I really enjoy the collaboration with the Director of Photography. For me, the most important aspect of this job is making sure their vision is realised, from the moment the image is captured on the sensor through to my monitors and on to post production and final exhibition. We are therefore constantly discussing and adjusting the lighting, the exposure and the colour to make sure we are accurate and consistent throughout - from shot to shot - and from scene to scene. Communication is key in this regard and having a good relationship with the DoP, the camera crew and post production is essential. I also really enjoy the problem-solving aspects of the role. Every new job, location or technology presents its own challenges.
How did Codex help you out with your workflow on Jurassic World? Describe your setup.
Codex was the cornerstone of our workflow on Jurassic World. We shot mostly on the ALEXA 65, occasionally using the ALEXA Mini and SXT. Shooting ARRIRAW on the ALEXA 65 creates a huge amount of data but using the Codex Vault allowed us to back up this data quickly and securely. It also meant Kristin could review the footage straight away, adding and adjusting important metadata using the filecard system. The speed and efficiency of this system meant that myself and Francesco could review stills from each setup shot throughout the day to ensure consistency before the footage was sent to post production.
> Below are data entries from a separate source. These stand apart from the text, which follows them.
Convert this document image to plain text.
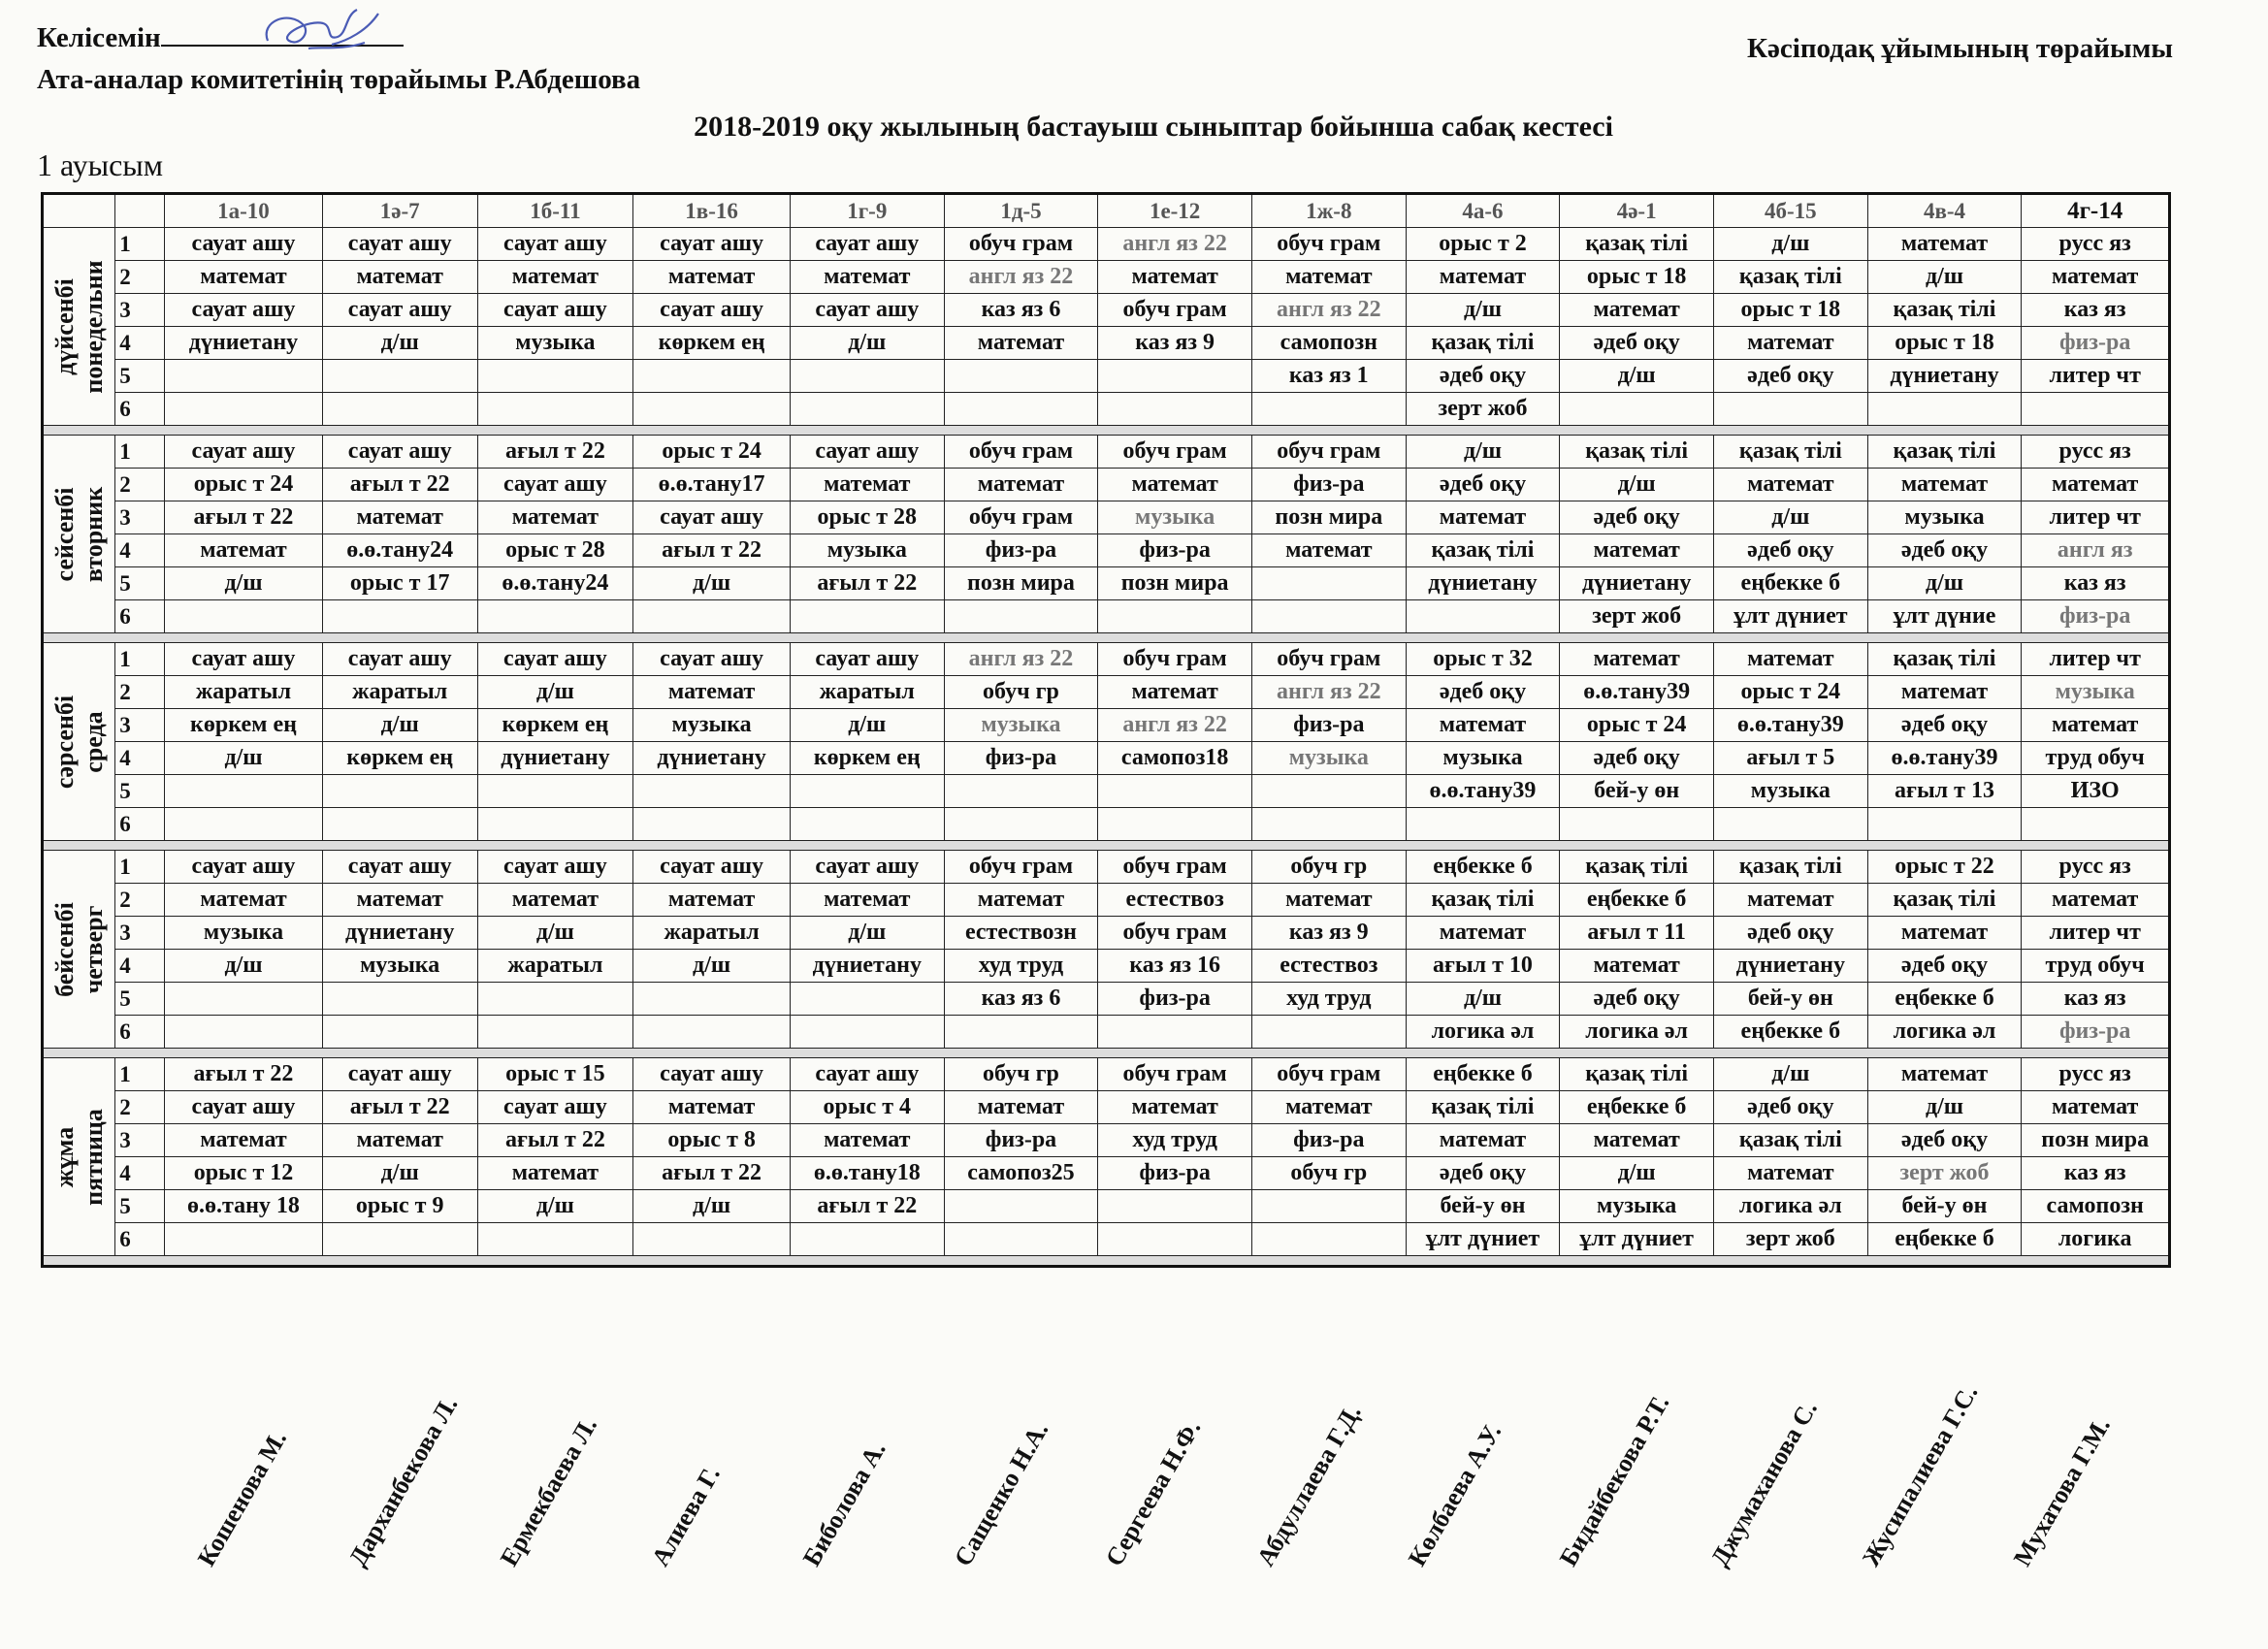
Келісемін
Ата-аналар комитетінің төрайымы Р.Абдешова
Кәсіподақ ұйымының төрайымы
2018-2019 оқу жылының бастауыш сыныптар бойынша сабақ кестесі
1 ауысым
		1а-10	1ә-7	1б-11	1в-16	1г-9	1д-5	1е-12	1ж-8	4а-6	4ә-1	4б-15	4в-4	4г-14

дүйсенбі понедельни	1	сауат ашу	сауат ашу	сауат ашу	сауат ашу	сауат ашу	обуч грам	англ яз 22	обуч грам	орыс т 2	қазақ тілі	д/ш	математ	русс яз
	2	математ	математ	математ	математ	математ	англ яз 22	математ	математ	математ	орыс т 18	қазақ тілі	д/ш	математ
	3	сауат ашу	сауат ашу	сауат ашу	сауат ашу	сауат ашу	каз яз 6	обуч грам	англ яз 22	д/ш	математ	орыс т 18	қазақ тілі	каз яз
	4	дүниетану	д/ш	музыка	көркем ең	д/ш	математ	каз яз 9	самопозн	қазақ тілі	әдеб оқу	математ	орыс т 18	физ-ра
	5								каз яз 1	әдеб оқу	д/ш	әдеб оқу	дүниетану	литер чт
	6									зерт жоб				

сейсенбі вторник	1	сауат ашу	сауат ашу	ағыл т 22	орыс т 24	сауат ашу	обуч грам	обуч грам	обуч грам	д/ш	қазақ тілі	қазақ тілі	қазақ тілі	русс яз
	2	орыс т 24	ағыл т 22	сауат ашу	ө.ө.тану17	математ	математ	математ	физ-ра	әдеб оқу	д/ш	математ	математ	математ
	3	ағыл т 22	математ	математ	сауат ашу	орыс т 28	обуч грам	музыка	позн мира	математ	әдеб оқу	д/ш	музыка	литер чт
	4	математ	ө.ө.тану24	орыс т 28	ағыл т 22	музыка	физ-ра	физ-ра	математ	қазақ тілі	математ	әдеб оқу	әдеб оқу	англ яз
	5	д/ш	орыс т 17	ө.ө.тану24	д/ш	ағыл т 22	позн мира	позн мира		дүниетану	дүниетану	еңбекке б	д/ш	каз яз
	6										зерт жоб	ұлт дүниет	ұлт дүние	физ-ра

сәрсенбі среда	1	сауат ашу	сауат ашу	сауат ашу	сауат ашу	сауат ашу	англ яз 22	обуч грам	обуч грам	орыс т 32	математ	математ	қазақ тілі	литер чт
	2	жаратыл	жаратыл	д/ш	математ	жаратыл	обуч гр	математ	англ яз 22	әдеб оқу	ө.ө.тану39	орыс т 24	математ	музыка
	3	көркем ең	д/ш	көркем ең	музыка	д/ш	музыка	англ яз 22	физ-ра	математ	орыс т 24	ө.ө.тану39	әдеб оқу	математ
	4	д/ш	көркем ең	дүниетану	дүниетану	көркем ең	физ-ра	самопоз18	музыка	музыка	әдеб оқу	ағыл т 5	ө.ө.тану39	труд обуч
	5									ө.ө.тану39	бей-у өн	музыка	ағыл т 13	ИЗО
	6													

бейсенбі четверг	1	сауат ашу	сауат ашу	сауат ашу	сауат ашу	сауат ашу	обуч грам	обуч грам	обуч гр	еңбекке б	қазақ тілі	қазақ тілі	орыс т 22	русс яз
	2	математ	математ	математ	математ	математ	математ	естествоз	математ	қазақ тілі	еңбекке б	математ	қазақ тілі	математ
	3	музыка	дүниетану	д/ш	жаратыл	д/ш	естествозн	обуч грам	каз яз 9	математ	ағыл т 11	әдеб оқу	математ	литер чт
	4	д/ш	музыка	жаратыл	д/ш	дүниетану	худ труд	каз яз 16	естествоз	ағыл т 10	математ	дүниетану	әдеб оқу	труд обуч
	5						каз яз 6	физ-ра	худ труд	д/ш	әдеб оқу	бей-у өн	еңбекке б	каз яз
	6									логика әл	логика әл	еңбекке б	логика әл	физ-ра

жұма пятница	1	ағыл т 22	сауат ашу	орыс т 15	сауат ашу	сауат ашу	обуч гр	обуч грам	обуч грам	еңбекке б	қазақ тілі	д/ш	математ	русс яз
	2	сауат ашу	ағыл т 22	сауат ашу	математ	орыс т 4	математ	математ	математ	қазақ тілі	еңбекке б	әдеб оқу	д/ш	математ
	3	математ	математ	ағыл т 22	орыс т 8	математ	физ-ра	худ труд	физ-ра	математ	математ	қазақ тілі	әдеб оқу	позн мира
	4	орыс т 12	д/ш	математ	ағыл т 22	ө.ө.тану18	самопоз25	физ-ра	обуч гр	әдеб оқу	д/ш	математ	зерт жоб	каз яз
	5	ө.ө.тану 18	орыс т 9	д/ш	д/ш	ағыл т 22				бей-у өн	музыка	логика әл	бей-у өн	самопозн
	6									ұлт дүниет	ұлт дүниет	зерт жоб	еңбекке б	логика

Кошенова М. Дарханбекова Л. Ермекбаева Л. Алиева Г.	Биболова А. Сащенко Н.А. Сергеева Н.Ф. Абдуллаева Г.Д. Көлбаева А.У. Бидайбекова Р.Т. Джумаханова С. Жусипалиева Г.С. Мухатова Г.М.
Transcoding and archiving could then begin immediately when the footage arrived at Pinewood Post so that editorial could start working on the scene first thing.
The value of RAW for image capture is high, however, people perceive it as a challenge. How do you feel about managing RAW workflows with Codex,
compared to other formats such as ProRes, RED, IntraAVC, etc.?
The amount of data involved when shooting RAW can seem daunting especially with a camera like the ALEXA 65 but the quality of the image captured is unparalleled. Working with Codex, using either the Production Suite software or ideally using the Vault, means that the data can be managed quickly and efficiently while also giving the maximum level of control and security. All capture formats present their own challenges, the key is carefully planning the workflow from the start.
CODEX ALLOWS US TO CAPTURE AMAZING IMAGES OF UNRIVALED QUALITY
What did you like most working with Codex?
Codex allows us to capture amazing images of unrivaled quality and using Codex hardware and software means we can manage a large amount of data and metadata quickly and securely. I also know that if anything goes wrong, there is always someone at Codex available to help solve any issues quickly.
What’s in store for you over the next few years? Do you have any projects that you can discuss?
I've just finished working on the final season of Game of Thrones so I'm looking forward to seeing that released next year. I've worked on the series since season five so it will be the culmination of an epic journey.
Jurassic World: Fallen Kingdom was released Summer 2018 and totalled 1.672 billion USD at the Box Office.